Probability density based model
In the normalization model described here we make the assumption that the plug-in risk scores are statistical independent: p(r) = p1(r1) ·p2(r2) ... · pD(rD). The normalized risk score is defined as rnormalized = 1 - p1(r1) ·p2(r2) ... · pD(rD).
Since we would like to make full use of the interval from 0.0 to 1.0 for the normalized risk score, we scale p1(r1) ·p2(r2) ... · pD(rD) by it's mode: rnormalized= 1 - p1(r1) ·p2(r2) ... · pD(rD) / (mode1 ·mode2 ... ·modeD) , with modei as the mode of the density pi .
We estimate the single densities pi from the observed data by a kernel density estimator using a Gaussian kernel. The bandwith hi of the kernel estimating pi is by default chosen as: hi = 3 ·VAR^ (pi ) , where VAR^ denotes the empirical variance of the observed data. (The factor 3 can be replaced by any other value by configuration.)
The following pictures show 657 data points of BehavioSecSession and BehavioSecTransaction plug-in risk scores (denoted by r1 and r2) from a nevisDetect test system and a level plot of the trained normalization:
Note that the data are not realistic, since the test system has frequently being used for demonstration purposes with a confidence threshold of 0.0.

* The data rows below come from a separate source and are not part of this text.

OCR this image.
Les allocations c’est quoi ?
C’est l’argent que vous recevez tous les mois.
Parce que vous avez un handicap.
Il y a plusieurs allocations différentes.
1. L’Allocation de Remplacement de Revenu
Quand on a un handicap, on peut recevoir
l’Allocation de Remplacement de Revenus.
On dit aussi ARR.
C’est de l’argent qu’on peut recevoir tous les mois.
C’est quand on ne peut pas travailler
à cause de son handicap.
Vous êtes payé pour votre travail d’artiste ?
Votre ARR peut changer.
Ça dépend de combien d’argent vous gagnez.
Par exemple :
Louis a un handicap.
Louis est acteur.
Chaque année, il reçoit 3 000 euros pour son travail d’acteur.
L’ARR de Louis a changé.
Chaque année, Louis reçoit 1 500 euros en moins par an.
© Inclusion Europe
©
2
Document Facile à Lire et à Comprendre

The advantages of the probability density based model are:
- Training the model is fast, stable, and also suited for a large training data set.
- The Proximity property is fulfilled.
The disadvantages are:
- The assumption of statistical independence of the plug-in risk scores does not hold.
- The desired property of Monotonicityis in general not fulfilled.